道端や原っぱに生える、こういう草を見たことのある方はたくさんいらっしゃるのではないかと思います。
オヒシバさんです。
漢字では雄日芝さんだそうです。
丈夫な茎と葉を持ち、ひとびとの足に踏みつけられるところにでも生える、たくましい草。
「それがどうしてかわいそうなんだい?」
と、お思いでしょう。
かわいそうにしてしまったのは、わたくしでございます。
「緑街」という本をつくりまして、そのなかには、日常で接する草木の名前がいくつか出てまいります。
ミヤコグサ、アオキ、ネジバナ、カヤツリグサ、ミゾカクシ、ムラサキサギゴケ。図鑑を眺めて、「ああ、茂ってたあの子はこういう名前だったのね」とうきうきしておりました。
なじみの深い、オヒシバさんも、緑街へ生えています。
けれど、わたくし、オヒシバさんを、「オシヒバ」さんと打っていたのです。かわいそうに。かわいそうなオヒシバさん。シバじゃなくて、ヒバにされてしまったのです。ビバみたいです。
これまで緑街では誤字を二箇所見つけておりました。
「船」が「舟」となっているのと、「ディ」が「デョ」となっているという、これらも切腹したくなる誤字でした。正記を貼付して改めておりました。
しかし、もう、オシヒバって。
切腹したあとにはらわたを引きずり出したくなりました。どうにも目が節穴です。もう少し神経質な人間だと思っていたのですが、違うのかもしれません。たぶん違うのです。人生半ばに差し掛かって気づきました。どうしても節穴のようです。今まで書いたもの全部が疑わしくなってきました。
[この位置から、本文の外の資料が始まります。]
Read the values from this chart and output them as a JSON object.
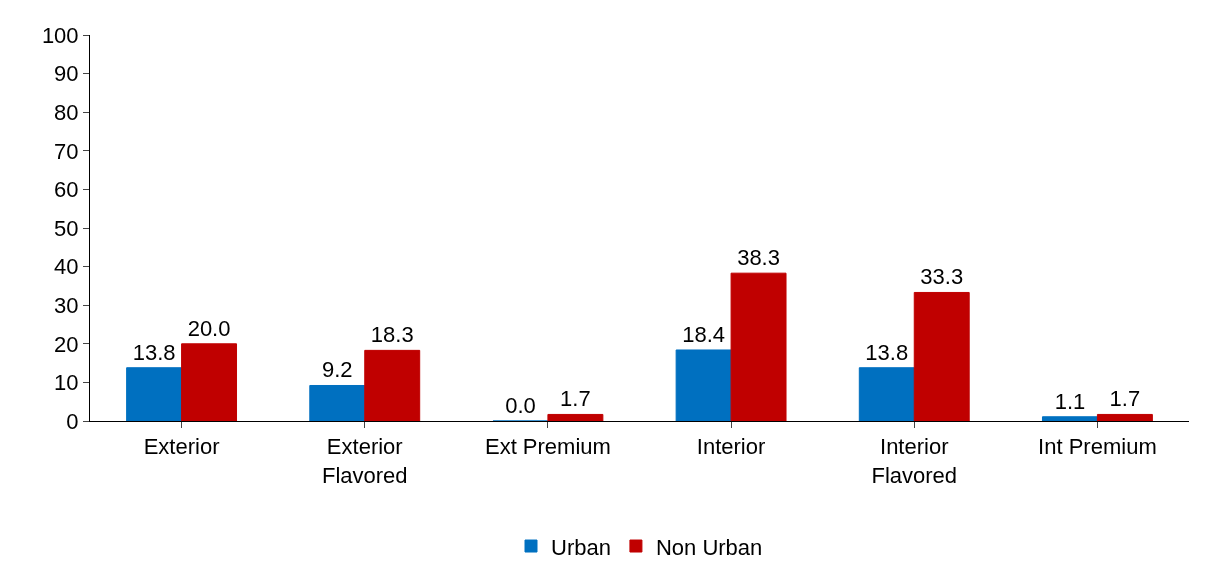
{
  "chart_data": {
    "type": "bar",
    "categories": [
      "Exterior",
      "Exterior\nFlavored",
      "Ext Premium",
      "Interior",
      "Interior\nFlavored",
      "Int Premium"
    ],
    "series": [
      {
        "name": "Urban",
        "color": "#0070c0",
        "values": [
          13.8,
          9.2,
          0.0,
          18.4,
          13.8,
          1.1
        ],
        "value_labels": [
          "13.8",
          "9.2",
          "0.0",
          "18.4",
          "13.8",
          "1.1"
        ]
      },
      {
        "name": "Non Urban",
        "color": "#c00000",
        "values": [
          20.0,
          18.3,
          1.7,
          38.3,
          33.3,
          1.7
        ],
        "value_labels": [
          "20.0",
          "18.3",
          "1.7",
          "38.3",
          "33.3",
          "1.7"
        ]
      }
    ],
    "ylim": [
      0,
      100
    ],
    "yticks": [
      0,
      10,
      20,
      30,
      40,
      50,
      60,
      70,
      80,
      90,
      100
    ],
    "legend": "bottom"
  }
}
時間が経って、だんだんと、見過ごさずに読んでもらえたんだなということで、じわじわと嬉しさも感じてきました。ご指摘いただけることがありがたいです。
何度も何度も読み返していても、抜け落ちてしまうのですね。校正の方法を考え直そうという反省とともに、どうにかこのオシヒバオヒシバを救出しないとならないと考えました。
また貼付して隠せばいいのか? それでオヒシバは納得するのか? お客さんに申し訳ないのじゃないか? いっそこの間違いを楽しんでもらえないか? この節穴を。
そこで、ウォーリーを探せではありませんが、全156ページの中にひとついる「かわいそうなオシヒバ」を探していただけるよう、オヒシバ栞をつくりました。栞にはオヒシバの情報を少し載せています。姿は見たことがあるけれど、名前は知らないという方へのオヒシバ啓蒙栞になれば、かわいそうなオヒシバにもわずかでも顔向けできるのではないかと思いました。一緒にオヒシバを探してもらえる方がいたら……と思います。
すでに緑街をご購入いただいた方には、もろもろの支度が整い次第、「かわいそうなオヒシバ栞」をお届けできればと思っております。不完全なものをお届けしてしまって、申し訳ありません。
「緑街」を印刷所で製本してもらおうと決めた時には、まさかあとで一文字ずつ貼付したり、このような栞をつくる手作業が待っているとは思っておりませんでした。いつもの手づくりの本とはまた違った愛着も生まれるとともに、自分の目を信じてはいけないと思い知りました。
かわいそうなオヒシバさんの教訓を今後に活かしてまいります。